Ülke gerçekleriyle uyumlu ve “çağdaş” olacağını umduğumuz bir Anayasa için çalışmalar sürerken, “laiklik” kavramını gündemde tutarak her yönüyle tartışmamız Türkiye açısından hayati önemini koruyor. Ancak bir yanlış anlamaya neden olmak da istemeyiz.
Niyetimiz laik düzenimizi tartışmaya açmak değil. Tartışılmasını istediğimiz mesele, Türkiye’deki laik düzenin günün ihtiyaçlarıyla uyumlu hale nasıl getirileceği konusudur. Yoksa düzeni laik olmayan bir Türkiye’nin toplumsal kaosa sürükleneceği kesin.
Laik bir düzene sahip olsa da, Türkiye’nin “Müslüman” kimliği her zaman ön planda olmuştur. Türkiye dünyada her zaman, “nüfusunun ağırlıklı bölümü Müslüman olan muhafazakâr bir ülke” olarak tanınmıştır. Buna karşın Türkiye’de, laik düzenin dini hassasiyetlere yeterince saygılı olmadığına inanan kitlelerin bulunduğu da bir gerçek.
Bu düşüncenin doğru olup olmadığı tartışılabilir. Fakat AKP’nin bu inanca “tercüman” olarak yükseldiği inkâr edilemez. AKP’nin tek parti dönemine bu açıdan yağdırdığı “salvolar” da zaten ortada. Ancak, AKP iktidarı altında gelinen noktaya baktığımızda bugün durumun tersine dönmekte olduğunu görüyoruz.
Özetle bu kez, Başbakan Erdoğan’ın aksine, kendilerini şahsen “laik” sayan insanlar laik düzenin giderek tehdit altında olduğuna inanıyorlar. Bunun ne kadar geçerli bir endişe olduğu da tartışılabilir tabii. Ancak bu algının varlığı da inkâr edilemez.
Hükümetin “eğitim reformu” adı altında attığı bazı adımlar, Başbakan Erdoğan’ın açıkça ifade ettiği “dini nesil” arzusuyla birleşince, AKP’nin bu konudaki niyetleri hakkında şüphelerin doğması kaçınılmaz oluyor.
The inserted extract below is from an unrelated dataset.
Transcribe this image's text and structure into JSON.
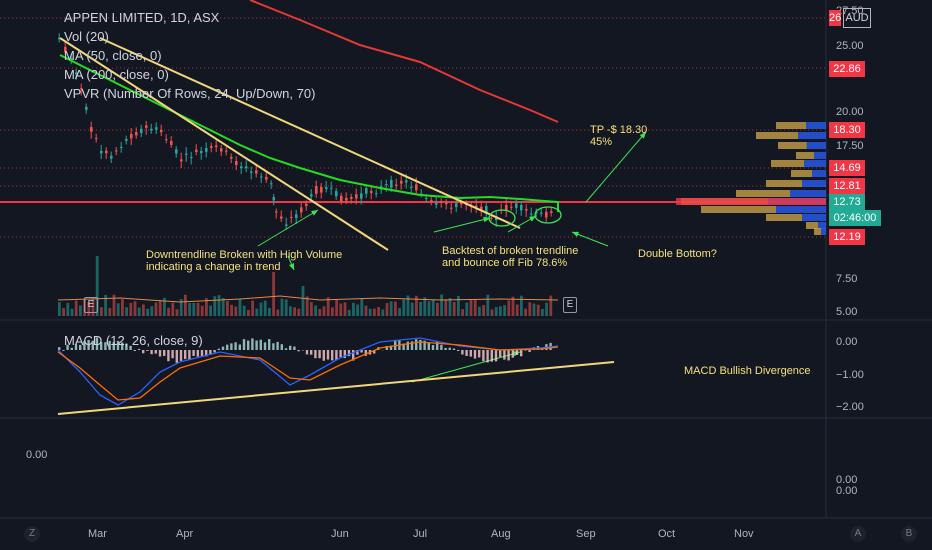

Laikliğin tartışılması da bu nedenle giderek önem kazanıyor.
İşin ilginç yanı, kendisi açısından çelişkili görünse de, laikliğin öz fakat iyi bir tanımını yapan aslında Erdoğan’ın kendisidir. Hatırlanacaktır, geçen yıl Kahire’ye gerçekleştirdiği ziyaret çerçevesinde Mısırlılara “laiklikten korkmamaları” çağrısında bulunarak şunları söylemişti:
“Laiklik kesinlikle ateizm değildir. Ben Recep Tayyip Erdoğan olarak Müslümanım ama laik değilim. Fakat laik bir ülkenin başbakanıyım. Laik bir rejimde insanların dindar olma ya da olmama özgürlüğü vardır.”
Ne yazık ki Erdoğan, Mısır’da ifade ettiği bu fikirlerin arkasında durarak bunları Türkiye’de yapıcı bir tartışmaya zemin hazırlayacak şekilde geliştirmedi. Kahire’deki bu doğru tespitlerini “dindar nesil” arzusuna ilişkin açıklamaları ve “dindar olmazsa ortaya tinerci neslin çıkacağını” ima eden sözleriyle gölgeledi.
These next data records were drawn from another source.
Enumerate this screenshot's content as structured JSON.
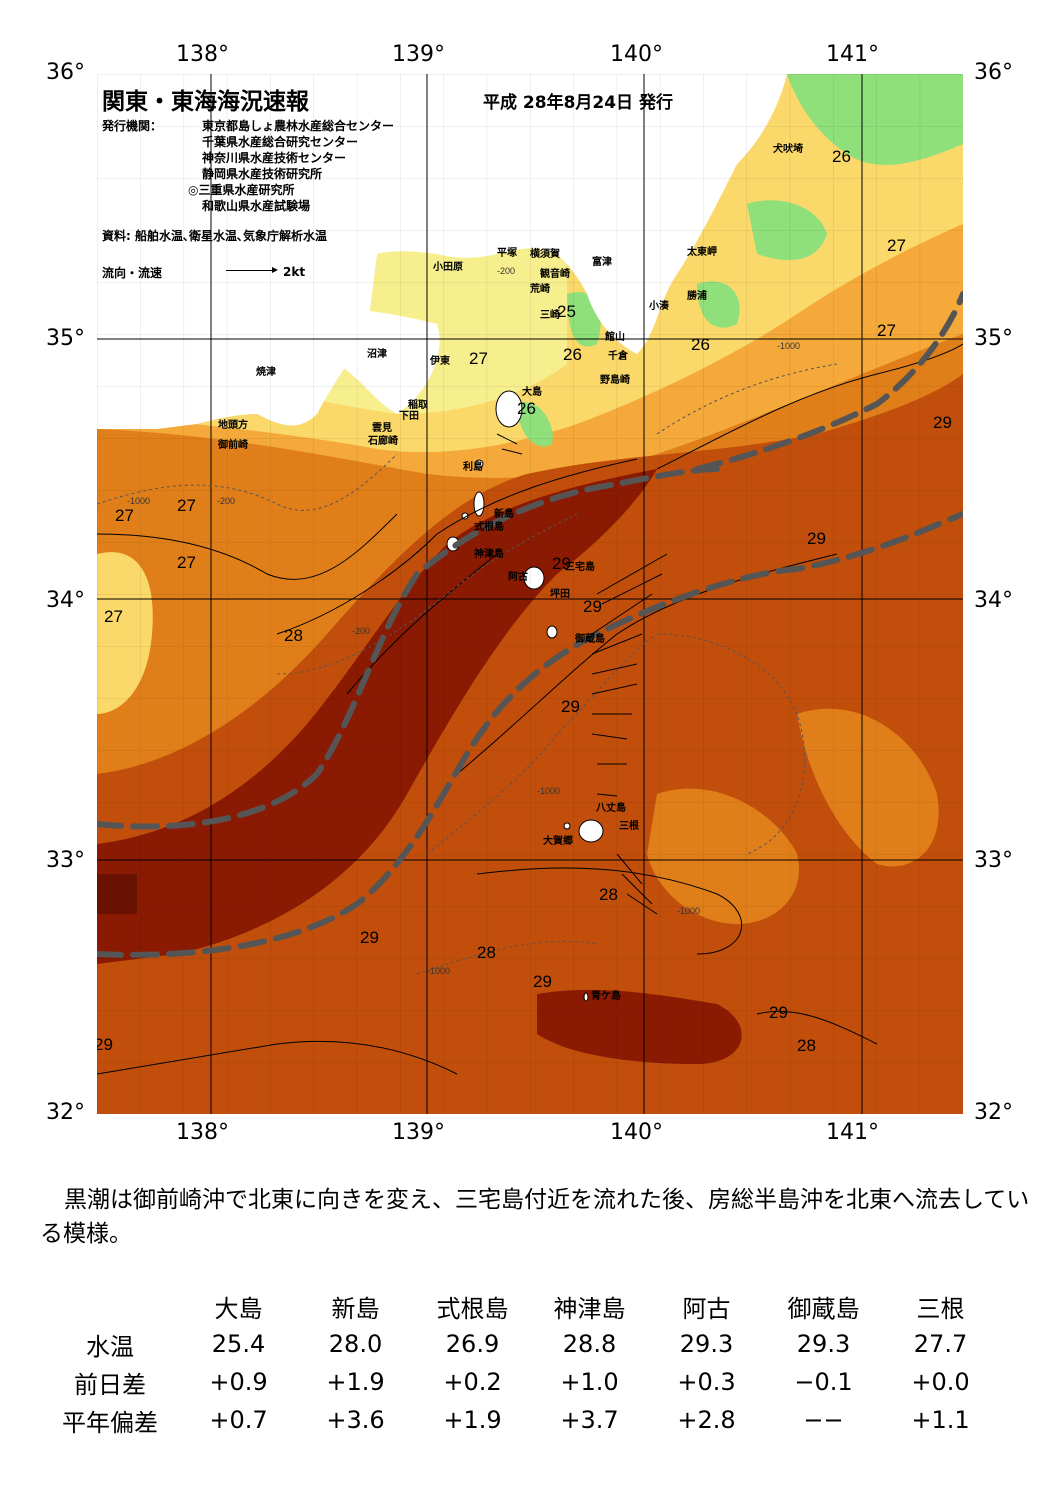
{
  "map": {
    "title": "関東・東海海況速報",
    "issue_date": "平成 28年8月24日 発行",
    "publisher_label": "発行機関：",
    "publishers": [
      "東京都島しょ農林水産総合センター",
      "千葉県水産総合研究センター",
      "神奈川県水産技術センター",
      "静岡県水産技術研究所",
      "◎三重県水産研究所",
      "和歌山県水産試験場"
    ],
    "source": "資料: 船舶水温､衛星水温､気象庁解析水温",
    "flow_legend_label": "流向・流速",
    "flow_legend_speed": "2kt",
    "longitude_labels": [
      "138°",
      "139°",
      "140°",
      "141°"
    ],
    "latitude_labels": [
      "36°",
      "35°",
      "34°",
      "33°",
      "32°"
    ],
    "place_names": [
      "犬吠埼",
      "太東岬",
      "勝浦",
      "小湊",
      "館山",
      "千倉",
      "野島崎",
      "富津",
      "観音崎",
      "横須賀",
      "荒崎",
      "三崎",
      "平塚",
      "小田原",
      "沼津",
      "伊東",
      "稲取",
      "下田",
      "雲見",
      "石廊崎",
      "焼津",
      "地頭方",
      "御前崎",
      "大島",
      "利島",
      "新島",
      "式根島",
      "神津島",
      "三宅島",
      "阿古",
      "坪田",
      "御蔵島",
      "八丈島",
      "三根",
      "大賀郷",
      "青ケ島"
    ],
    "temperature_labels": [
      "26",
      "27",
      "27",
      "25",
      "26",
      "26",
      "27",
      "26",
      "29",
      "27",
      "27",
      "27",
      "27",
      "28",
      "29",
      "29",
      "29",
      "29",
      "28",
      "29",
      "28",
      "29",
      "29",
      "28",
      "29"
    ],
    "depth_labels": [
      "-1000",
      "-200"
    ],
    "colors": {
      "kuroshio_path": "#555555",
      "very_warm": "#8b1a02",
      "warm": "#c24e0b",
      "mid": "#e07f1a",
      "cool": "#f4a93a",
      "cooler": "#fbd86a",
      "coolest": "#f7ef8e",
      "coastal_green": "#8fe07a",
      "coastal_green_dark": "#5fcf6d"
    }
  },
  "description": "黒潮は御前崎沖で北東に向きを変え、三宅島付近を流れた後、房総半島沖を北東へ流去している模様。",
  "observations": {
    "stations": [
      "大島",
      "新島",
      "式根島",
      "神津島",
      "阿古",
      "御蔵島",
      "三根"
    ],
    "rows": [
      {
        "label": "水温",
        "values": [
          "25.4",
          "28.0",
          "26.9",
          "28.8",
          "29.3",
          "29.3",
          "27.7"
        ]
      },
      {
        "label": "前日差",
        "values": [
          "+0.9",
          "+1.9",
          "+0.2",
          "+1.0",
          "+0.3",
          "−0.1",
          "+0.0"
        ]
      },
      {
        "label": "平年偏差",
        "values": [
          "+0.7",
          "+3.6",
          "+1.9",
          "+3.7",
          "+2.8",
          "−−",
          "+1.1"
        ]
      }
    ]
  }
}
Türkiye’de laik düzenin tehlikede olduğuna dair endişeleri de bu nedenle kendi eliyle körükledi. Hal böyle olunca, Cumhurbaşkanı Gül’ün Sırbistan’da yayımlanan “Politika” gazetesine geçtiğimiz günlerde verdiği ve ayrıntıları ANKA ajansı tarafından aktarılan mülakattaki sözler büyük önem taşıyor.
Gül, din ile siyaset arasındaki ilişki hakkında bir soruyu yanıtlarken bakın ne demiş:
“Dini şahsiyetle siyasi şahsiyetin iki farklı kavram olduğunu düşünüyorum. Bu bütün dinler için geçerlidir. Din adamının görevi, Allah’ın mesajlarını halka ileterek onların mutlu ve barış içinde yaşamalarını sağlamak, halkı bu yönde eğitmektir. Ama bir siyasetçi için durum farklıdır. Dinle ilgilenen bir kişi siyasetle ilgilenmek istiyorsa önce dini görevinden ayrılmalı, sonra siyasete geçmeli. Siyaset ve dini birbirinden ayırmalıyız. Siyaset, din ile karıştırıldığı takdirde dine zarar verir.”
Gül bunu söylememiş ama tersi de doğrudur. Yani din de siyaset ile karıştırıldığı takdirde siyasete zarar veriyor. Türkiye’deki sert tartışmalar da zaten bunun ne denli doğru olduğunu kanıtlıyor. Gül’ün öyle bir niyeti olmadığı da kesin, ama sözlerinden Erdoğan’ın, bir siyasetçi olarak, “dini nesil istiyoruz” türünden sözlerine de bir yanıt çıkıyor.
Umudumuz Gül’ün dışarıya ifade ettiği bu yapıcı düşüncelerini içerde de sık sık dile getirerek, Türkiye’deki laiklik tartışmalarına olumlu katkılarda bulunmasıdır.